Cap-Ferret en flammes : Pascal Bataille pleure, l’État dort
Charles d’Escufon – 26 juillet 2026
Le paradis des bobos girondins part en fumée. Et pendant que les pompiers, seuls vrais héros de cette histoire, affrontent un monstre de feu, les élites parisiennes pleurnichent depuis leur exil doré. Pascal Bataille, le célèbre acolyte de Laurent Fontaine, propriétaire d’une maison au Cap-Ferret, confie au Parisien : “Je n’en ai pas dormi de la nuit.” Ben voyons. Pendant ce temps, 42 000 hectares sont calcinés, 220 000 personnes évacuées, et les flammes menacent Bordeaux. Tout le monde sait que le réchauffement climatique n’est pas seul en cause : l’incurie des décideurs, le manque de moyens pour nos soldats du feu, et l’urbanisation folle de cette presqu’île sacrifiée sur l’autel du tourisme de masse.
Un désastre annoncé, une leçon non retenue
Déjà en 2022, la Gironde avait brûlé. On nous avait promis des coupe-feu, des plans de prévention, des moyens. Résultat ? Pascal Bataille, qui vit avec “un bout de poumon en moins” et se trouve au Sénégal pour ses affaires, constate : “Nous n’avons pas suffisamment tiré les leçons de 2022. Ce qui a parfaitement fonctionné, c’est le plan d’évacuation. Mais l’incendie a progressé malgré les coupe-feu.” Traduction : on sait évacuer les riches, mais on ne sait pas protéger nos forêts. C’est Nicolas qui paie, comme d’habitude.
Pendant que Bataille sanglote au téléphone avec son fils et son petit-fils de 9 mois, les vrais résistants – les pompiers – luttent sans relâche. Lui craint pour sa maison à 5-6 km du front. “Si l’incendie s’y propageait, ça signifierait que des centaines d’autres seraient touchées avant.” Merci pour l’analyse, Pascal. Mais pendant que tu pleures sur ton petit paradis écologique, des familles entières dorment dans leur voiture, comme le frère d’Ingrid Chauvin.

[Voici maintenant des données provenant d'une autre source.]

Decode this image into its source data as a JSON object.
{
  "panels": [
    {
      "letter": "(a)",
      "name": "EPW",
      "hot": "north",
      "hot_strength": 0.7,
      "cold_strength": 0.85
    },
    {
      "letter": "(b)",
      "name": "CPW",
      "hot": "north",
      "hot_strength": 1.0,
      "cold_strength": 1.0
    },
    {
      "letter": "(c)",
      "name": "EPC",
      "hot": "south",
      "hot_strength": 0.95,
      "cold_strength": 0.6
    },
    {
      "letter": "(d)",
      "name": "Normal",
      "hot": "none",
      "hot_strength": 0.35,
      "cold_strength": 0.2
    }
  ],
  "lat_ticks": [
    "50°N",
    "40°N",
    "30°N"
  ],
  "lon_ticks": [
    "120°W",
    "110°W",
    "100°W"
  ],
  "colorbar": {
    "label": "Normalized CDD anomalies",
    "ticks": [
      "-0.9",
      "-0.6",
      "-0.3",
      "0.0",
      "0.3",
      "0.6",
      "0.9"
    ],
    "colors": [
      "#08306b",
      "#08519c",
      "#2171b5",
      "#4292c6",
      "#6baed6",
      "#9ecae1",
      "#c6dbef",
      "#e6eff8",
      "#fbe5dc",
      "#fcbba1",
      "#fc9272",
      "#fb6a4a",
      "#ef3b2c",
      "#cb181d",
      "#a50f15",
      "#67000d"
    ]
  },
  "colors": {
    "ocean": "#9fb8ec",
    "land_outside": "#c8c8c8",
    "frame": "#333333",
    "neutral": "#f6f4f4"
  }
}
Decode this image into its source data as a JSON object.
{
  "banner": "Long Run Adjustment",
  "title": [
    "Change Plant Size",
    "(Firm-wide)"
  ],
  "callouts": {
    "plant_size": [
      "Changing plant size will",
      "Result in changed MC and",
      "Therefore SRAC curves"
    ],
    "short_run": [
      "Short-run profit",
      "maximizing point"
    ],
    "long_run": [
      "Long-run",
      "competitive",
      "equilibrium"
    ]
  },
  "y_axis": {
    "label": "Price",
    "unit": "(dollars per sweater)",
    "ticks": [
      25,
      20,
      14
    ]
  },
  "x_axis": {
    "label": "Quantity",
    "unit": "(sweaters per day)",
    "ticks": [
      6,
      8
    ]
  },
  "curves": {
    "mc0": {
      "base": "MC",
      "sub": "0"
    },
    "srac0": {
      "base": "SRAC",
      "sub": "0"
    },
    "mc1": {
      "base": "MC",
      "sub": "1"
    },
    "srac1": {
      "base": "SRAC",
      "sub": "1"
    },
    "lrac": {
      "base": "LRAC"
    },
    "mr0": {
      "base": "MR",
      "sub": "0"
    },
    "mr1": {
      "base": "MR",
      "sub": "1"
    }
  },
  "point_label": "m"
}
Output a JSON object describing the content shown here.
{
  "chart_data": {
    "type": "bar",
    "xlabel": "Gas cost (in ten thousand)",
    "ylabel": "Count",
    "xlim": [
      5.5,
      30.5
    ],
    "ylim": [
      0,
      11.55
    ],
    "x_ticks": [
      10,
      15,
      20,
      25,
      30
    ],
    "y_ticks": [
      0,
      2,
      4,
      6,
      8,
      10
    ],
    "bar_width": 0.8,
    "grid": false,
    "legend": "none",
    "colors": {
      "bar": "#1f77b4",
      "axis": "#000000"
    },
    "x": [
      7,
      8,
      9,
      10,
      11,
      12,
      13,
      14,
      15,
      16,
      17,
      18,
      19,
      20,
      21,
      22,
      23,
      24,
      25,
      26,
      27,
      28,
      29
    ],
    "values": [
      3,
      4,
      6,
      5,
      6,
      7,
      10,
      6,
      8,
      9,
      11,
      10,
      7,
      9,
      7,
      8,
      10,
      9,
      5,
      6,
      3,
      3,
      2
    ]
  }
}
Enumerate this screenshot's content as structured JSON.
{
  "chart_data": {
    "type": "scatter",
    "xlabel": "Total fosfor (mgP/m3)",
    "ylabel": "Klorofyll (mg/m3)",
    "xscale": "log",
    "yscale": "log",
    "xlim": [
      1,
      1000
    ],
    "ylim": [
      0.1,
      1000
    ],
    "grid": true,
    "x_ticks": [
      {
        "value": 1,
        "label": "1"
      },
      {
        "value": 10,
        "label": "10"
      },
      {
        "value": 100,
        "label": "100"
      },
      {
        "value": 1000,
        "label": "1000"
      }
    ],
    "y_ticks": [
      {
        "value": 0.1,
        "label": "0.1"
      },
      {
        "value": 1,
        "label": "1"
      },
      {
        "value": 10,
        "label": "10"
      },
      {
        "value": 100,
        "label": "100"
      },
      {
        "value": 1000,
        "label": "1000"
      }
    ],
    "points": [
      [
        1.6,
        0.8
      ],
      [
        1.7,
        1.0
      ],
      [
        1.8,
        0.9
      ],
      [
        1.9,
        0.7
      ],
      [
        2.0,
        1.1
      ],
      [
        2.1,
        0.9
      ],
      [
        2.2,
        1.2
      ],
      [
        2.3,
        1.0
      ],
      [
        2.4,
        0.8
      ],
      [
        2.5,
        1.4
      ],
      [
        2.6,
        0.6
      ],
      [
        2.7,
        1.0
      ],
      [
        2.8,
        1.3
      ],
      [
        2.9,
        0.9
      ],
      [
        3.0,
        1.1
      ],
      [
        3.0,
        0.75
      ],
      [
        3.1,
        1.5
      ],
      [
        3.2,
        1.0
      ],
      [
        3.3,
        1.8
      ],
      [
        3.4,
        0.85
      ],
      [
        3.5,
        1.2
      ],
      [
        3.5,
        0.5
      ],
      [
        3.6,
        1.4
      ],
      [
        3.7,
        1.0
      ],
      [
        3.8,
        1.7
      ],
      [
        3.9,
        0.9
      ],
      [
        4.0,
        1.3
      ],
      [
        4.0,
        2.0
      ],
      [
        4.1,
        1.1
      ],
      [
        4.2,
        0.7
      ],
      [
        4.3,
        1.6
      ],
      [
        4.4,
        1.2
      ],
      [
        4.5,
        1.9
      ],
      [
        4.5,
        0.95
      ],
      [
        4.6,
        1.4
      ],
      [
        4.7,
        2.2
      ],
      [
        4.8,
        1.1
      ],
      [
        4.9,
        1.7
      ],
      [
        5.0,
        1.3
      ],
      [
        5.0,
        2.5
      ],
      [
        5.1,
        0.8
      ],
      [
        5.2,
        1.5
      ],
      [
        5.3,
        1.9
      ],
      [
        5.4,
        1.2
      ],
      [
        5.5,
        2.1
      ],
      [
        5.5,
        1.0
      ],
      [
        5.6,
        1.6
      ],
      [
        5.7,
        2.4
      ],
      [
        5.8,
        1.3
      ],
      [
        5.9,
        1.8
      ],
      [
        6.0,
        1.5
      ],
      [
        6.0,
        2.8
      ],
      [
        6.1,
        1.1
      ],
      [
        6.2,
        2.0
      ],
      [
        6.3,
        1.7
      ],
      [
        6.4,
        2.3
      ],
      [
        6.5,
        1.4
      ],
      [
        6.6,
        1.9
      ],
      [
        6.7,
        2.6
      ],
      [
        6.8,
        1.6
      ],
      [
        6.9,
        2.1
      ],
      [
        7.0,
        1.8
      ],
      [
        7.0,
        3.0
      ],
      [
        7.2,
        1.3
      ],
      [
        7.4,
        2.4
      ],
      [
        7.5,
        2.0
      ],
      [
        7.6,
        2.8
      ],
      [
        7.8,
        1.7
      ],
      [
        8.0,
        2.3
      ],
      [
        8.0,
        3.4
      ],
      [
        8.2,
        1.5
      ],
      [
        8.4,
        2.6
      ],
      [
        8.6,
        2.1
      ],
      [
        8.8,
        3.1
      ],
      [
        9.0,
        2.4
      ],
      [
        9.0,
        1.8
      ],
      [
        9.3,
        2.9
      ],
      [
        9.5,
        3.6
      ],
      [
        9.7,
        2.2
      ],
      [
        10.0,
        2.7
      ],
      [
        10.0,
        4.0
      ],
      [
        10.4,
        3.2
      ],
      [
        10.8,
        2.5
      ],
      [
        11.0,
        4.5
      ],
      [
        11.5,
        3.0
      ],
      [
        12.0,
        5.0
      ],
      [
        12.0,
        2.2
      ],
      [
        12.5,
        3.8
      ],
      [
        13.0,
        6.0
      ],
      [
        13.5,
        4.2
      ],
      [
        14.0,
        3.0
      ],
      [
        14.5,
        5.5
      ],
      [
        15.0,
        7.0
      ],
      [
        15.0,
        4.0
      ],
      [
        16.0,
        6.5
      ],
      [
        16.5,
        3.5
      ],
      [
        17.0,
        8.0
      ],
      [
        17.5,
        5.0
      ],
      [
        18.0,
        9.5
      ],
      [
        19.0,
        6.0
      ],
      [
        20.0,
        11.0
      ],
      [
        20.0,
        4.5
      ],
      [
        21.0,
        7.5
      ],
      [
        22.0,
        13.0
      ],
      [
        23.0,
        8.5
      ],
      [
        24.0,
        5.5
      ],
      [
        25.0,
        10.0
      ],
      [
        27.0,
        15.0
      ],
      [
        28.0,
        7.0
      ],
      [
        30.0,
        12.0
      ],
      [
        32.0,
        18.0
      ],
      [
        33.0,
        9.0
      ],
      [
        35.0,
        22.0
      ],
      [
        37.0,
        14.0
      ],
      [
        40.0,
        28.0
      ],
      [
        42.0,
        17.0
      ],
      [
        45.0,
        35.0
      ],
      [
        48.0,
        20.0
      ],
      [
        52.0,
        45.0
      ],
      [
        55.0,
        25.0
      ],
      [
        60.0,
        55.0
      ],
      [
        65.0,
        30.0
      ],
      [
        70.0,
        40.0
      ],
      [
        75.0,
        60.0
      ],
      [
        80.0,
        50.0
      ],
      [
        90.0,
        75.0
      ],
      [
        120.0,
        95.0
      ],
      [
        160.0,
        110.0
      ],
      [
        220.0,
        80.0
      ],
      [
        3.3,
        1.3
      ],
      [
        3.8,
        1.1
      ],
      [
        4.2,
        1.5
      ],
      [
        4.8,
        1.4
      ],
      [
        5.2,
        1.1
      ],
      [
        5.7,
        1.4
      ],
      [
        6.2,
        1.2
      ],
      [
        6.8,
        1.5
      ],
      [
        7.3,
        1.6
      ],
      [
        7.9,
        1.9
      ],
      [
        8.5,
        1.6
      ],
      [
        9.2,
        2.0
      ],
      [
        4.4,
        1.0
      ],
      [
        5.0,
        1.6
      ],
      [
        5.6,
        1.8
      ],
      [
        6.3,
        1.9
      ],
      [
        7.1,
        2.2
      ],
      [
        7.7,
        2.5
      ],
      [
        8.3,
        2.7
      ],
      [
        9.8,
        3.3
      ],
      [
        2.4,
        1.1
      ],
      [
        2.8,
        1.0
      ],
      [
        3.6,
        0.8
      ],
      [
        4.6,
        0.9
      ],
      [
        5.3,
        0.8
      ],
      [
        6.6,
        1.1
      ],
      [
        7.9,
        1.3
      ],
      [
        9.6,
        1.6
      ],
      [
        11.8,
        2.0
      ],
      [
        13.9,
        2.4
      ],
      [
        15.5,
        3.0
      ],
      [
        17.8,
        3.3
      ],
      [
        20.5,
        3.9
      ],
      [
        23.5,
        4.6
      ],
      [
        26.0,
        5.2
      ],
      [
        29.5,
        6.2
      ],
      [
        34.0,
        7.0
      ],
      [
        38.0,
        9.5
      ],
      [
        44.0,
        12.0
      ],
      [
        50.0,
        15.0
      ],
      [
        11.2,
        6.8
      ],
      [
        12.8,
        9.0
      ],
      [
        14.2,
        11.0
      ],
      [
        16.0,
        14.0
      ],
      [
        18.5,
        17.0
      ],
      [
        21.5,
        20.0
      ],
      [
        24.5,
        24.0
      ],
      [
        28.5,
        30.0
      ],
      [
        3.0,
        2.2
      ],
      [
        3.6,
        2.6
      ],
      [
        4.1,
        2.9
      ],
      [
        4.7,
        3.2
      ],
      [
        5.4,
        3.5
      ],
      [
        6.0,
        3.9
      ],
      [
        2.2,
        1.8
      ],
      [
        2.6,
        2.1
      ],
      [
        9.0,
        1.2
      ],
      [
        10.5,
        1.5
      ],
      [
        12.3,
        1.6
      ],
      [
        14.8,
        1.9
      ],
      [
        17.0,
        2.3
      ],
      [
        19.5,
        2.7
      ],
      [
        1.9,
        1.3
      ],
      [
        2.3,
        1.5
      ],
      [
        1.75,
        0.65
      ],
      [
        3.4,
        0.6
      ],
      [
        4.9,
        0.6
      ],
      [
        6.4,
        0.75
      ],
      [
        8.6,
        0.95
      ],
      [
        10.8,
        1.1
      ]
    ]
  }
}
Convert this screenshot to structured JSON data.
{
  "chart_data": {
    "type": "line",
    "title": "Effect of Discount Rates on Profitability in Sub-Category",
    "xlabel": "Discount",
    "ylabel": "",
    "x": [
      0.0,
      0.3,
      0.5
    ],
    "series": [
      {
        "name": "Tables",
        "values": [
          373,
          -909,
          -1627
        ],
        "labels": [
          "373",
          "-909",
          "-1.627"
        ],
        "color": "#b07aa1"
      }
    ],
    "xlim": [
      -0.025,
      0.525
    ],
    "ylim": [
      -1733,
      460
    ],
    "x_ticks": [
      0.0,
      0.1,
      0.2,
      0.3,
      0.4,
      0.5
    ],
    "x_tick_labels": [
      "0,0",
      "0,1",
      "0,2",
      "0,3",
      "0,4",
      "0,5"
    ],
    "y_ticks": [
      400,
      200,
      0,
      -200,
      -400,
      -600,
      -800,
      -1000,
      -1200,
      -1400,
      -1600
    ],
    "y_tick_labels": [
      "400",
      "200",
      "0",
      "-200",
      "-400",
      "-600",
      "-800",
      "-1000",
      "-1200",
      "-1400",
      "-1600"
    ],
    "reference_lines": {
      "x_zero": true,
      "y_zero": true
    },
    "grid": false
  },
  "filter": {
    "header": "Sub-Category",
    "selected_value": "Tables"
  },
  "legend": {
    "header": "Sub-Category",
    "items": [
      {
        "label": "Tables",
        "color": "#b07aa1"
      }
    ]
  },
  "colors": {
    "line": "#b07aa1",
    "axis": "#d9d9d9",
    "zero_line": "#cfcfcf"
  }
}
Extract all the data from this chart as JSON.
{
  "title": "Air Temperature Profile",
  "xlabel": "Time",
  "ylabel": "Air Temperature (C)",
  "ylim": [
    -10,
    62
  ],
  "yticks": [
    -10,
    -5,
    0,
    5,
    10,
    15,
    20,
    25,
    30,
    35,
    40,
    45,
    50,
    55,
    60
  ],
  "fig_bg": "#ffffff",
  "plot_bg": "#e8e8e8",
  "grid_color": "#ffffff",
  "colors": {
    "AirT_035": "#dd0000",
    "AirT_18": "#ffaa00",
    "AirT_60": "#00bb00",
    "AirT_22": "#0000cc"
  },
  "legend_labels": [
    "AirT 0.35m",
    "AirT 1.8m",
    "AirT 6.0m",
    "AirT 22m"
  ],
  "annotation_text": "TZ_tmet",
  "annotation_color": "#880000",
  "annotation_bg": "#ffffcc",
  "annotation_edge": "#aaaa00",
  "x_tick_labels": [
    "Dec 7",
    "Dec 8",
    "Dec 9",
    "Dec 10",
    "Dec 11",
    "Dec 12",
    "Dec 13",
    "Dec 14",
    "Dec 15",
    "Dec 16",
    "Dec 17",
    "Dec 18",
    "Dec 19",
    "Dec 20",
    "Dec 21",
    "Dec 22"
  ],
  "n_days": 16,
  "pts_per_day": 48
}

Le wokisme ne sauvera pas la forêt
Les médias mainstream nous bassinent avec leurs larmes de star. Sophie Davant évacuée en pleine nuit, Laura Smet au plus près des flammes… On compatit, mais on aimerait aussi entendre parler des vrais enjeux : pourquoi nos forêts sont-elles devenues des tinderboxes ? Pourquoi l’État préfère-t-il financer des ONG pro-migrants plutôt que des Canadair ? Pourquoi les élites déconnectées continuent-elles de construire des villas entre les pins sans se soucier des risques ?
Pascal Bataille lui-même le dit : “Personne n’aurait pu l’imaginer il y a quelques jours, c’est hallucinant, épouvantable et incroyable, comme un film de science-fiction.” Mais si, on pouvait l’imaginer. On le savait. On vous l’avait dit. Mais la gauche préfère défendre l’islam et le wokisme plutôt que de planter des arbres et entretenir nos forêts.
Et après ?
Le cauchemar ne s’arrêtera pas quand les flammes s’éteindront. Il faudra des années pour reconstruire. Mais qui paiera ? Les contribuables, bien sûr. Pendant que les stars du PAF pleurent sur leurs maisons secondaires, les petits entrepreneurs du Cap-Ferret, les vrais, ceux qui tiennent les restaurants, les locations, les commerces, risquent de tout perdre. Eux, on ne les entendra pas dans les médias. Eux, ils n’ont pas de chronique au Parisien.
Une chose est sûre : si on continue à gérer nos forêts comme on gère nos frontières, le prochain incendie sera encore pire. Et ce sera encore Nicolas qui paiera.